This weekend the OAF and I went out a couple of times. Both times we were in boites populated primarily by ajummas. For two Calis it is bracing to watch ajummas out with each other. They seem to return to the skinship of their youths.
I suppose another way to say this is that they party and cling.
Well, in our small sample.
I suppose this is a goddamned reductive way to look at fellow humants. ;-)
In one case the ajummas were at the Pirate Bar and drinking with Betty, the proprietress. In the second case they were at a new chicken restaurant that opened up down the street, right across the street from where I used to live.
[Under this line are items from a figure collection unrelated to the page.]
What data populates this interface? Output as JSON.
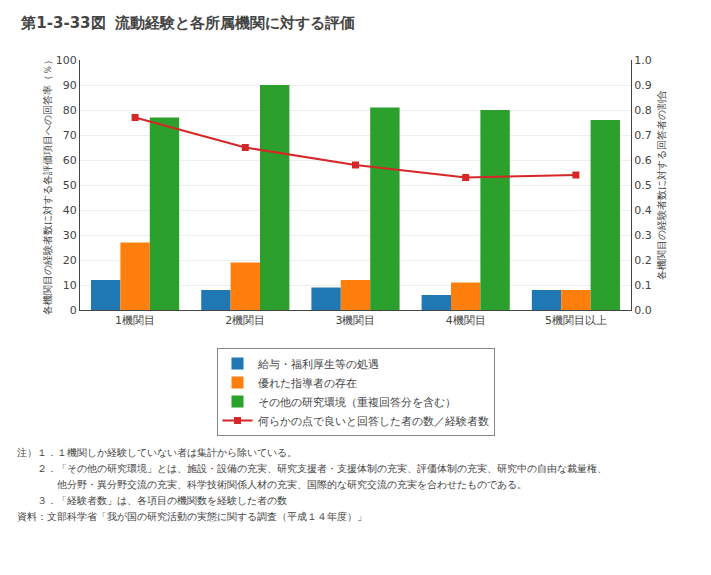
{
  "chart_data": {
    "type": "bar",
    "title": "第1-3-33図",
    "subtitle": "流動経験と各所属機関に対する評価",
    "categories": [
      "1機関目",
      "2機関目",
      "3機関目",
      "4機関目",
      "5機関目以上"
    ],
    "series": [
      {
        "name": "給与・福利厚生等の処遇",
        "type": "bar",
        "values": [
          12,
          8,
          9,
          6,
          8
        ]
      },
      {
        "name": "優れた指導者の存在",
        "type": "bar",
        "values": [
          27,
          19,
          12,
          11,
          8
        ]
      },
      {
        "name": "その他の研究環境（重複回答分を含む）",
        "type": "bar",
        "values": [
          77,
          90,
          81,
          80,
          76
        ]
      },
      {
        "name": "何らかの点で良いと回答した者の数／経験者数",
        "type": "line",
        "axis": "y2",
        "marker": "square",
        "line_style": "solid",
        "values": [
          0.77,
          0.65,
          0.58,
          0.53,
          0.54
        ]
      }
    ],
    "ylabel": "各機関目の経験者数に対する各評価項目への回答率（％）",
    "y2label": "各機関目の経験者数に対する回答者の割合",
    "ylim": [
      0,
      100
    ],
    "yticks": [
      0,
      10,
      20,
      30,
      40,
      50,
      60,
      70,
      80,
      90,
      100
    ],
    "y2lim": [
      0.0,
      1.0
    ],
    "y2ticks": [
      {
        "value": 0.0,
        "label": "0.0"
      },
      0.1,
      0.2,
      0.3,
      0.4,
      0.5,
      0.6,
      0.7,
      0.8,
      0.9,
      {
        "value": 1.0,
        "label": "1.0"
      }
    ],
    "grid": true,
    "legend": "bottom",
    "annotations": [
      "注）１．１機関しか経験していない者は集計から除いている。",
      "　　２．「その他の研究環境」とは、施設・設備の充実、研究支援者・支援体制の充実、評価体制の充実、研究中の自由な裁量権、",
      "　　　　他分野・異分野交流の充実、科学技術関係人材の充実、国際的な研究交流の充実を合わせたものである。",
      "　　３．「経験者数」は、各項目の機関数を経験した者の数",
      "資料：文部科学省「我が国の研究活動の実態に関する調査（平成１４年度）」"
    ]
  }
}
There is a lot of talk, probably most of it palaver, about how Korean marriages stay formally intact while the husband and wife withdraw from, even hate, each other. The story goes that Koreans are forced into marriage after childhoods in which they never interact in meaningful ways.
The women are princesses and the men are princes. I mean “princess” and “prince” in the most exactly bad way that those terms can be used. The girls are spoiled and the boys are spoiled more. Thus, the argument goes, Korean women expect Prince Charming while Korean men are something more like ogres who cannot see beyond their own needs. This is a perfect non-reflection of Confucianism. ;-)
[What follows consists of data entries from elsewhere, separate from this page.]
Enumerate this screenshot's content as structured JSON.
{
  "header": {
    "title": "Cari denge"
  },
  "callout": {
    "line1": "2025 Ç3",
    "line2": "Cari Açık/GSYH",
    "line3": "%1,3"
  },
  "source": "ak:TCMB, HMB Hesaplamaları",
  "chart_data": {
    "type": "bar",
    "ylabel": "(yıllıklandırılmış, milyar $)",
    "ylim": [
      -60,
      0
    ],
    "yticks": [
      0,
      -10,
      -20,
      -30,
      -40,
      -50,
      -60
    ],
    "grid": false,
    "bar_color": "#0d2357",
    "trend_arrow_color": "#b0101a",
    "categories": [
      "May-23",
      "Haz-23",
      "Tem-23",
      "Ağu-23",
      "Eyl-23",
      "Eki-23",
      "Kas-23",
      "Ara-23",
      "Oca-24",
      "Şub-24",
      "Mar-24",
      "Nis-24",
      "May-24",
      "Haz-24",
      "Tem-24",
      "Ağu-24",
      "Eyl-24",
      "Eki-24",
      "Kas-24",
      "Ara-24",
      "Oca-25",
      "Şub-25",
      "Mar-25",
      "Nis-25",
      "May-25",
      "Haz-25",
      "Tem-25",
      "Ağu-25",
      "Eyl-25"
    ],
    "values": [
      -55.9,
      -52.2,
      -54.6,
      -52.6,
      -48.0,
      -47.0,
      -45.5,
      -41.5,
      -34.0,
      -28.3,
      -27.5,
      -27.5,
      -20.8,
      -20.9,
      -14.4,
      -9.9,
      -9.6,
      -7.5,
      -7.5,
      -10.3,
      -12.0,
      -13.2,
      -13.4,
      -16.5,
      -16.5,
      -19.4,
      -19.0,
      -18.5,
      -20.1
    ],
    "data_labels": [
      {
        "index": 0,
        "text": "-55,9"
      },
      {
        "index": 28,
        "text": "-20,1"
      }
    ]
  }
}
This construct is discussed a great deal in the expat community. It seems based on some truth, but even as I type that I also see it as the expat community risking elbow-dislocation as it pats its own cultures on their backs. After all, we would never be so barbaric. We’ve always treated women according to their skills and means.
Heh, I kill myself!
well.. someday
I should also note that this construct is primarily discussed among older expats who are.. eh… to put it politely, struggling for relationships. So let’s call it a cross-cultural thing in which long entangled relationships can become long estranged.
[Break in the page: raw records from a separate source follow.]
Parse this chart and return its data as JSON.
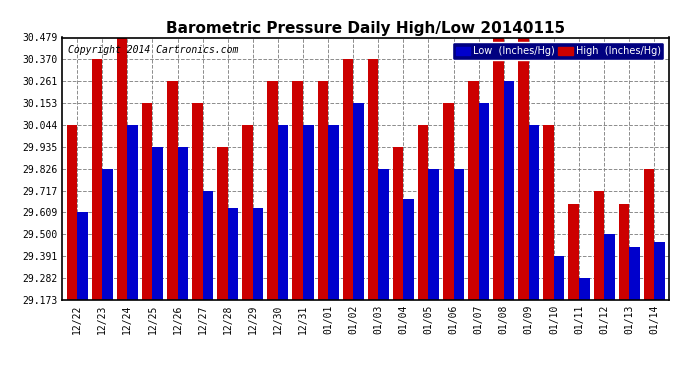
{
  "title": "Barometric Pressure Daily High/Low 20140115",
  "copyright": "Copyright 2014 Cartronics.com",
  "legend_low": "Low  (Inches/Hg)",
  "legend_high": "High  (Inches/Hg)",
  "low_color": "#0000cc",
  "high_color": "#cc0000",
  "bg_color": "#000080",
  "plot_bg": "#ffffff",
  "yticks": [
    29.173,
    29.282,
    29.391,
    29.5,
    29.609,
    29.717,
    29.826,
    29.935,
    30.044,
    30.153,
    30.261,
    30.37,
    30.479
  ],
  "ylim": [
    29.173,
    30.479
  ],
  "categories": [
    "12/22",
    "12/23",
    "12/24",
    "12/25",
    "12/26",
    "12/27",
    "12/28",
    "12/29",
    "12/30",
    "12/31",
    "01/01",
    "01/02",
    "01/03",
    "01/04",
    "01/05",
    "01/06",
    "01/07",
    "01/08",
    "01/09",
    "01/10",
    "01/11",
    "01/12",
    "01/13",
    "01/14"
  ],
  "high_values": [
    30.044,
    30.37,
    30.479,
    30.153,
    30.261,
    30.153,
    29.935,
    30.044,
    30.261,
    30.261,
    30.261,
    30.37,
    30.37,
    29.935,
    30.044,
    30.153,
    30.261,
    30.479,
    30.479,
    30.044,
    29.65,
    29.717,
    29.65,
    29.826
  ],
  "low_values": [
    29.609,
    29.826,
    30.044,
    29.935,
    29.935,
    29.717,
    29.63,
    29.63,
    30.044,
    30.044,
    30.044,
    30.153,
    29.826,
    29.675,
    29.826,
    29.826,
    30.153,
    30.261,
    30.044,
    29.391,
    29.282,
    29.5,
    29.435,
    29.46
  ]
}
Which is a long introduction to how we viewed this wonderful ajumma thing… a bunch of old broads drinking, eating chicken, and pouring themselves all over each other. It seemed a public, yet intensively personal, demonstration of friendship and allegiance.
When one of the ajummas started missing cups when she poured beer?
She still got to pour beer, but her hand was guided.
Now that’s farking love.
I suppose, tangentially, this recognition of kinship in the “other” is a recognition all of y’all I miss.